Didi Chuxing, China’s largest ride-hailing service, which bought Uber’s business in the country last year, is negotiating a $6 billion investment deal with SoftBank Group, Bloomberg reports today. If the deal is closed, it could be the largest bet that the Japanese billionaire Masayoshi Son has placed on a Chinese technology startup. Didi, whose other investors include Alibaba and Tencent, amassed $10 billion of cash and equivalents last year. The additional funds from SoftBank could likely be used in driverless technology and “potentially on international expansion,” according to the New York Times (paywall). Analysts currently value Didi at around $35 billion.

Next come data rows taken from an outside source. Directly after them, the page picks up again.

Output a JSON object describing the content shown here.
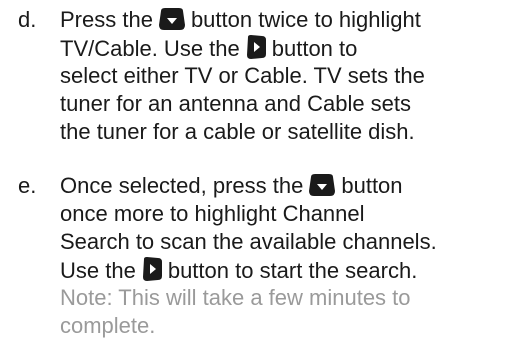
{
  "steps": [
    {
      "marker": "d.",
      "lines": [
        [
          "Press the",
          "button twice to highlight"
        ],
        [
          "TV/Cable.  Use the",
          "button to"
        ],
        [
          "select either TV or Cable.  TV sets the"
        ],
        [
          "tuner for an antenna and Cable sets"
        ],
        [
          "the tuner for a cable or satellite dish."
        ]
      ],
      "icons": [
        "down-arrow-button-icon",
        "right-arrow-button-icon"
      ]
    },
    {
      "marker": "e.",
      "lines": [
        [
          "Once selected, press the",
          "button"
        ],
        [
          "once more to highlight Channel"
        ],
        [
          "Search to scan the available channels."
        ],
        [
          "Use the",
          "button to start the search."
        ]
      ],
      "note": [
        "Note: This will take a few minutes to",
        "complete."
      ],
      "icons": [
        "down-arrow-button-icon",
        "right-arrow-button-icon"
      ]
    }
  ],
  "colors": {
    "text": "#1a1a1a",
    "note": "#9a9a9a",
    "button_icon": "#1a1a1a"
  }
}
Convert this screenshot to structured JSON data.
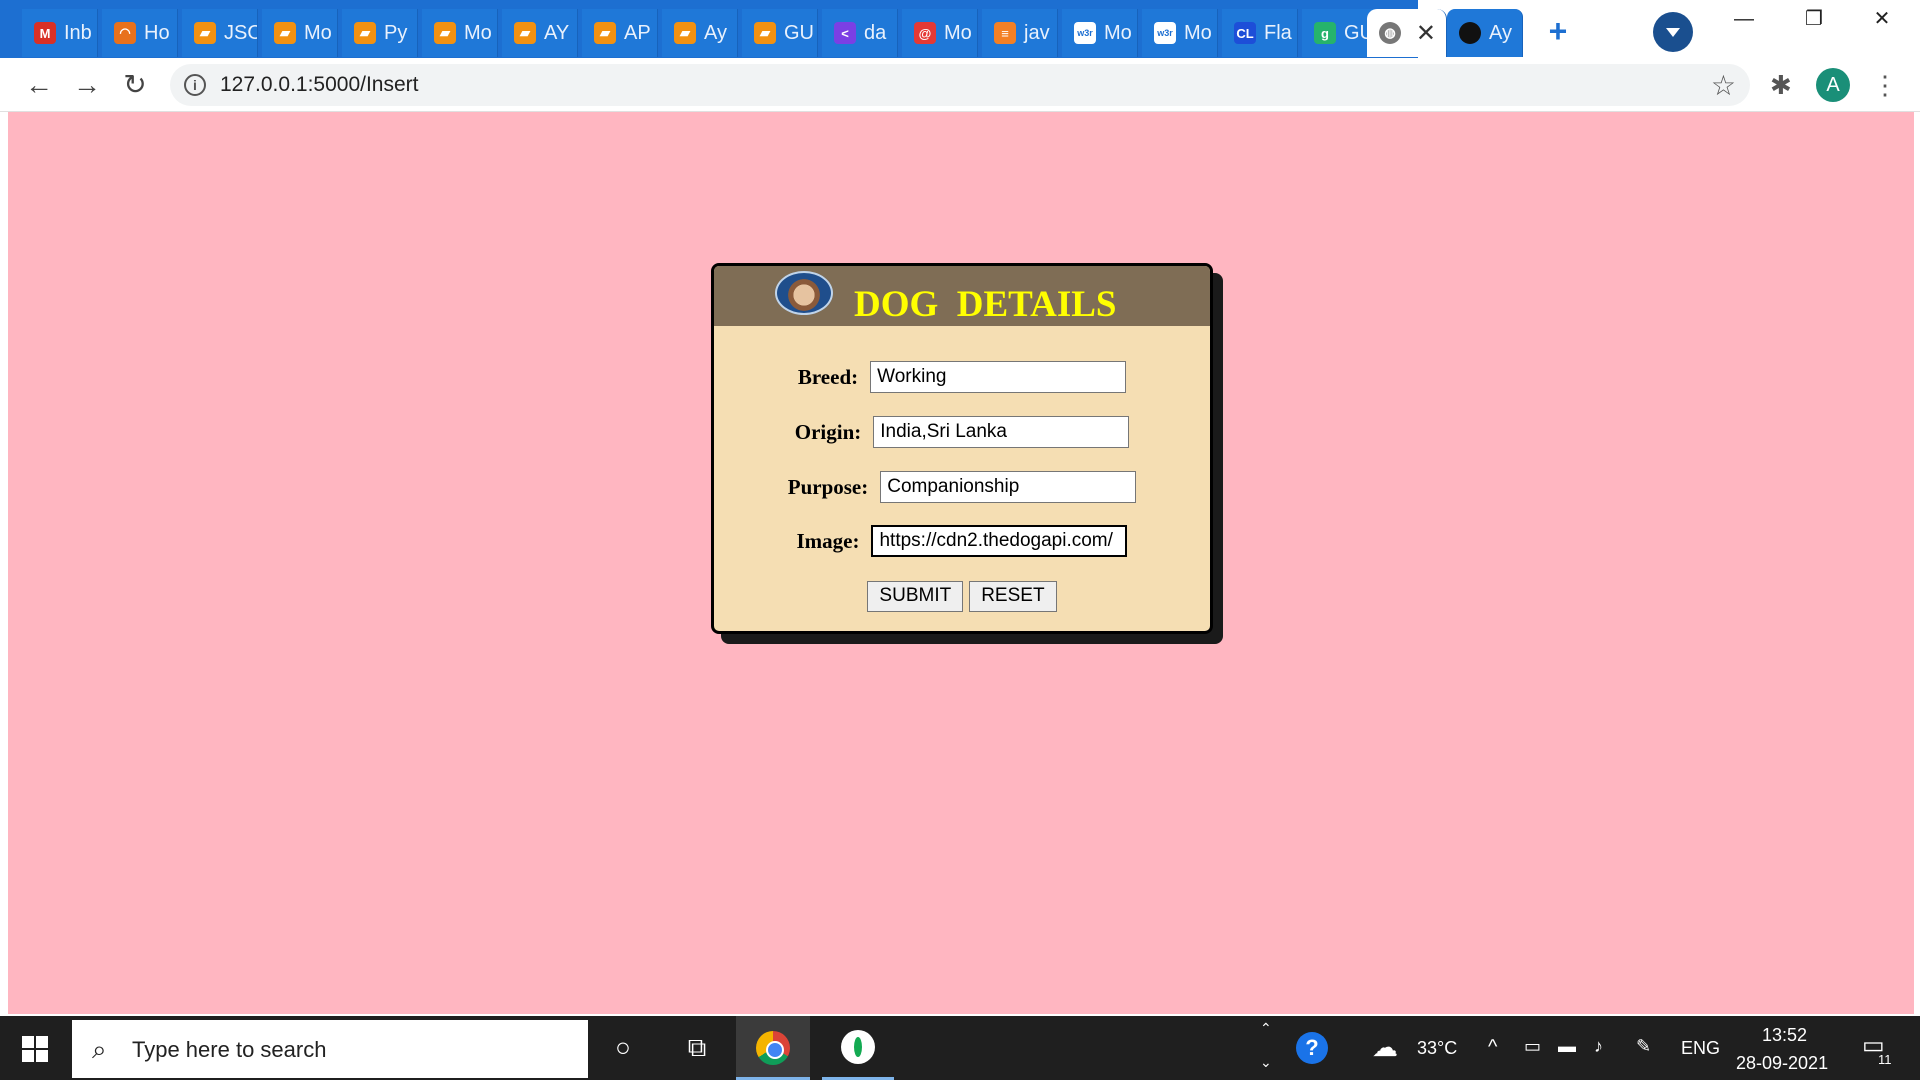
{
  "browser": {
    "tabs": [
      {
        "label": "Inb",
        "favicon": "gmail-icon",
        "color": "#d93025",
        "glyph": "M"
      },
      {
        "label": "Ho",
        "favicon": "arc-icon",
        "color": "#e8711c",
        "glyph": "◠"
      },
      {
        "label": "JSO",
        "favicon": "book-icon",
        "color": "#f29111",
        "glyph": "▰"
      },
      {
        "label": "Mo",
        "favicon": "book-icon",
        "color": "#f29111",
        "glyph": "▰"
      },
      {
        "label": "Py",
        "favicon": "book-icon",
        "color": "#f29111",
        "glyph": "▰"
      },
      {
        "label": "Mo",
        "favicon": "book-icon",
        "color": "#f29111",
        "glyph": "▰"
      },
      {
        "label": "AY",
        "favicon": "book-icon",
        "color": "#f29111",
        "glyph": "▰"
      },
      {
        "label": "AP",
        "favicon": "book-icon",
        "color": "#f29111",
        "glyph": "▰"
      },
      {
        "label": "Ay",
        "favicon": "book-icon",
        "color": "#f29111",
        "glyph": "▰"
      },
      {
        "label": "GU",
        "favicon": "book-icon",
        "color": "#f29111",
        "glyph": "▰"
      },
      {
        "label": "da",
        "favicon": "chevron-icon",
        "color": "#7b3fe4",
        "glyph": "<"
      },
      {
        "label": "Mo",
        "favicon": "codecademy-icon",
        "color": "#e53935",
        "glyph": "@"
      },
      {
        "label": "jav",
        "favicon": "stackoverflow-icon",
        "color": "#f48024",
        "glyph": "≡"
      },
      {
        "label": "Mo",
        "favicon": "w3schools-icon",
        "color": "#ffffff",
        "glyph": "w3r"
      },
      {
        "label": "Mo",
        "favicon": "w3schools-icon",
        "color": "#ffffff",
        "glyph": "w3r"
      },
      {
        "label": "Fla",
        "favicon": "cl-icon",
        "color": "#1d4ed8",
        "glyph": "CL"
      },
      {
        "label": "GU",
        "favicon": "g-circle-icon",
        "color": "#26b36b",
        "glyph": "g"
      }
    ],
    "active_tab_close": "✕",
    "github_tab": {
      "label": "Ay",
      "favicon": "github-icon",
      "glyph": "●"
    },
    "new_tab": "+",
    "window_controls": {
      "minimize": "—",
      "restore": "❐",
      "close": "✕"
    },
    "nav": {
      "back": "←",
      "forward": "→",
      "reload": "↻"
    },
    "url": "127.0.0.1:5000/Insert",
    "info_glyph": "i",
    "bookmark_glyph": "☆",
    "extensions_glyph": "✱",
    "profile_initial": "A",
    "menu_glyph": "⋮"
  },
  "form": {
    "title": "DOG  DETAILS",
    "fields": {
      "breed": {
        "label": "Breed:",
        "value": "Working"
      },
      "origin": {
        "label": "Origin:",
        "value": "India,Sri Lanka"
      },
      "purpose": {
        "label": "Purpose:",
        "value": "Companionship"
      },
      "image": {
        "label": "Image:",
        "value": "https://cdn2.thedogapi.com/"
      }
    },
    "submit_label": "SUBMIT",
    "reset_label": "RESET"
  },
  "taskbar": {
    "search_placeholder": "Type here to search",
    "temperature": "33°C",
    "language": "ENG",
    "time": "13:52",
    "date": "28-09-2021",
    "notification_count": "11",
    "help_glyph": "?"
  }
}
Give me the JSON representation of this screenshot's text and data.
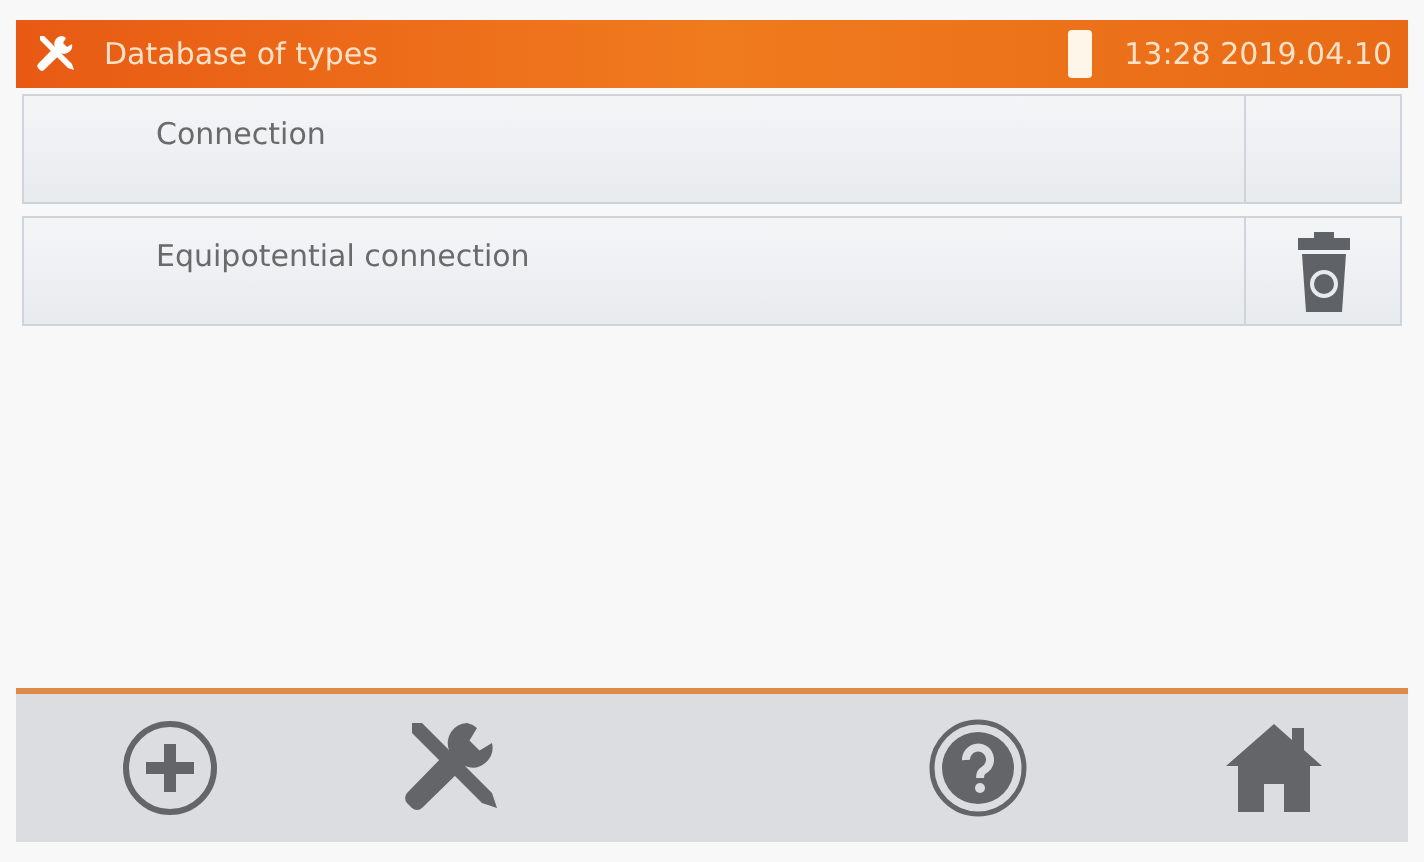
{
  "header": {
    "title": "Database of types",
    "datetime": "13:28 2019.04.10"
  },
  "rows": [
    {
      "label": "Connection",
      "deletable": false
    },
    {
      "label": "Equipotential connection",
      "deletable": true
    }
  ]
}
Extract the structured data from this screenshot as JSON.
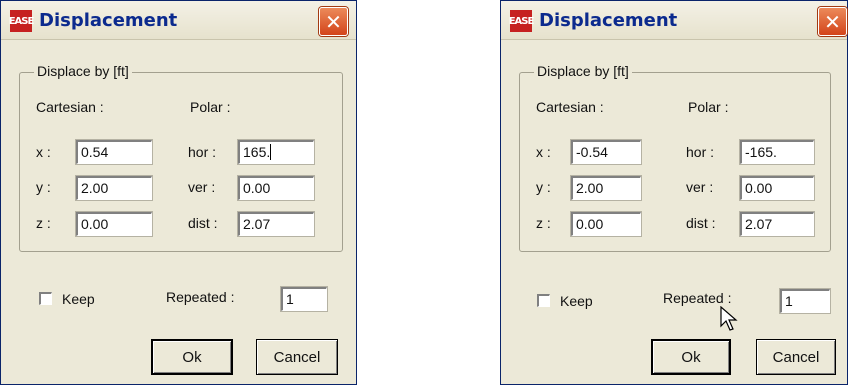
{
  "dialogs": [
    {
      "title": "Displacement",
      "app_icon": "EASE",
      "close_glyph": "✕",
      "group_label": "Displace by [ft]",
      "cartesian_label": "Cartesian :",
      "polar_label": "Polar :",
      "x_label": "x :",
      "y_label": "y :",
      "z_label": "z :",
      "hor_label": "hor :",
      "ver_label": "ver :",
      "dist_label": "dist :",
      "x_value": "0.54",
      "y_value": "2.00",
      "z_value": "0.00",
      "hor_value": "165.",
      "ver_value": "0.00",
      "dist_value": "2.07",
      "keep_label": "Keep",
      "keep_checked": false,
      "repeated_label": "Repeated :",
      "repeated_value": "1",
      "ok_label": "Ok",
      "cancel_label": "Cancel"
    },
    {
      "title": "Displacement",
      "app_icon": "EASE",
      "close_glyph": "✕",
      "group_label": "Displace by [ft]",
      "cartesian_label": "Cartesian :",
      "polar_label": "Polar :",
      "x_label": "x :",
      "y_label": "y :",
      "z_label": "z :",
      "hor_label": "hor :",
      "ver_label": "ver :",
      "dist_label": "dist :",
      "x_value": "-0.54",
      "y_value": "2.00",
      "z_value": "0.00",
      "hor_value": "-165.",
      "ver_value": "0.00",
      "dist_value": "2.07",
      "keep_label": "Keep",
      "keep_checked": false,
      "repeated_label": "Repeated :",
      "repeated_value": "1",
      "ok_label": "Ok",
      "cancel_label": "Cancel"
    }
  ],
  "icons": {
    "mouse_pointer": "arrow-cursor-icon"
  },
  "colors": {
    "title_text": "#0b2a8e",
    "close_button": "#d3441a",
    "dialog_bg": "#ece9d8",
    "app_icon_bg": "#c62020"
  }
}
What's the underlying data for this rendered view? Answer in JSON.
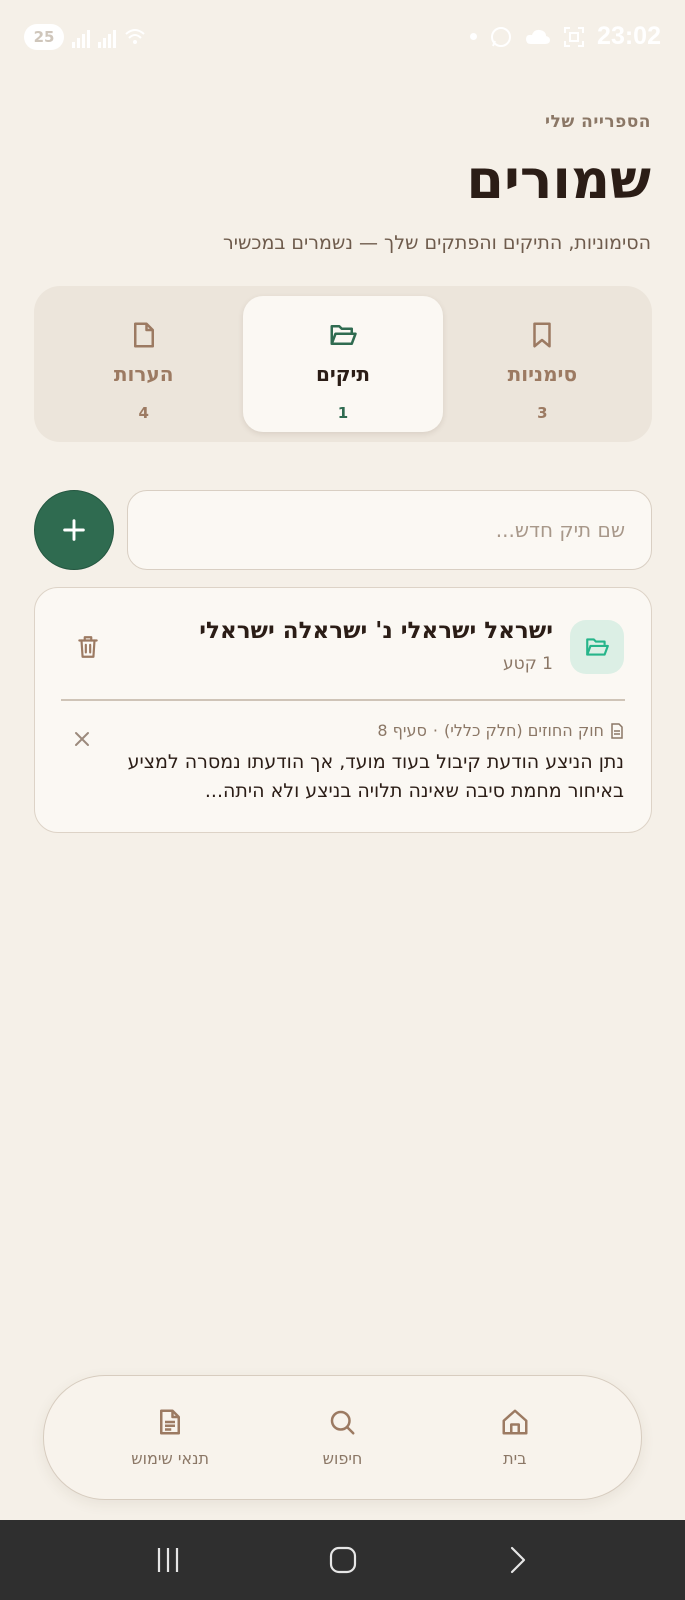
{
  "status_bar": {
    "badge": "25",
    "time": "23:02"
  },
  "header": {
    "eyebrow": "הספרייה שלי",
    "title": "שמורים",
    "subtitle": "הסימוניות, התיקים והפתקים שלך — נשמרים במכשיר"
  },
  "tabs": [
    {
      "label": "סימניות",
      "count": "3",
      "icon": "bookmark-icon",
      "active": false
    },
    {
      "label": "תיקים",
      "count": "1",
      "icon": "folder-open-icon",
      "active": true
    },
    {
      "label": "הערות",
      "count": "4",
      "icon": "note-icon",
      "active": false
    }
  ],
  "new_folder": {
    "placeholder": "שם תיק חדש..."
  },
  "folder": {
    "name": "ישראל ישראלי נ' ישראלה ישראלי",
    "meta": "1 קטע",
    "item": {
      "source_prefix": "חוק החוזים (חלק כללי)",
      "separator": "·",
      "section": "סעיף 8",
      "text": "נתן הניצע הודעת קיבול בעוד מועד, אך הודעתו נמסרה למציע באיחור מחמת סיבה שאינה תלויה בניצע ולא היתה..."
    }
  },
  "bottom_nav": [
    {
      "label": "בית",
      "icon": "home-icon"
    },
    {
      "label": "חיפוש",
      "icon": "search-icon"
    },
    {
      "label": "תנאי שימוש",
      "icon": "document-icon"
    }
  ],
  "colors": {
    "background": "#f5f0e8",
    "accent": "#2f6b50",
    "muted": "#8b7766",
    "text": "#2b1d16"
  }
}
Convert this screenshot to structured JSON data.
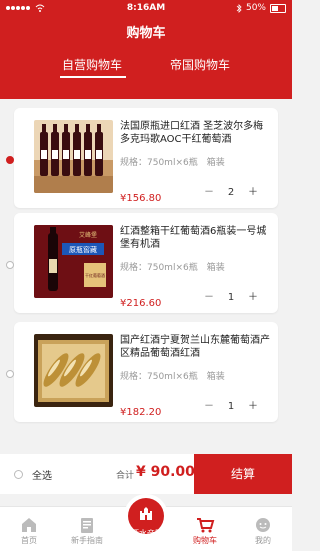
{
  "status_bar": {
    "time": "8:16AM",
    "battery": "50%"
  },
  "header": {
    "title": "购物车"
  },
  "tabs": [
    {
      "label": "自营购物车"
    },
    {
      "label": "帝国购物车"
    }
  ],
  "items": [
    {
      "name": "法国原瓶进口红酒 圣芝波尔多梅多克玛歌AOC干红葡萄酒",
      "spec": "规格：750ml×6瓶　箱装",
      "price": "¥156.80",
      "qty": "2",
      "minus": "－",
      "plus": "＋",
      "selected": true
    },
    {
      "name": "红酒整箱干红葡萄酒6瓶装一号城堡有机酒",
      "spec": "规格：750ml×6瓶　箱装",
      "price": "¥216.60",
      "qty": "1",
      "minus": "－",
      "plus": "＋",
      "selected": false
    },
    {
      "name": "国产红酒宁夏贺兰山东麓葡萄酒产区精品葡萄酒红酒",
      "spec": "规格：750ml×6瓶　箱装",
      "price": "¥182.20",
      "qty": "1",
      "minus": "－",
      "plus": "＋",
      "selected": false
    }
  ],
  "thumb_labels": {
    "item2_badge": "艾峰堡",
    "item2_banner": "原瓶窖藏",
    "item2_side": "干红葡萄酒"
  },
  "checkout": {
    "select_all_label": "全选",
    "total_label": "合计",
    "total_value": "¥ 90.00",
    "settle_label": "结算"
  },
  "bottom_nav": [
    {
      "label": "首页",
      "icon": "home-icon",
      "active": false
    },
    {
      "label": "新手指南",
      "icon": "guide-icon",
      "active": false
    },
    {
      "label": "酒水帝国",
      "icon": "castle-icon",
      "active": false
    },
    {
      "label": "购物车",
      "icon": "cart-icon",
      "active": true
    },
    {
      "label": "我的",
      "icon": "profile-icon",
      "active": false
    }
  ],
  "colors": {
    "brand": "#d01f1f",
    "background": "#f2f2f2"
  }
}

Meanwhile, the Beijing-based startup is facing difficulties, as many cities are introducing rules that limit the number of private cars and drivers that ride-sharing companies can have. NPR says that regulators are concerned that “these ride-hailing jobs are bringing too many migrants into their cities.” In a village on the outskirts of Beijing, many residents were driving for Didi and Uber, but they only got into the business when the two ride-hailing services were competing for drivers and offering bonuses. However, when Uber was bought by Didi last August and more restrictive rules were introduced to ban out-of-town cars and drivers, hundreds of people lost their source of income, but they still had to pay for their cars’ maintenance. Didi claimed that it created 17 million part-time jobs last year, including 2.4 million to workers laid off from state-run coal and steel plants.

In other auto news, electric car manufacturer Tesla has raised about $1.78 billion from Tencent, the firm behind the WeChat messaging app. Tesla currently has 24 stores in mainland China, 114 supercharging stations, and 348 regular charging stations.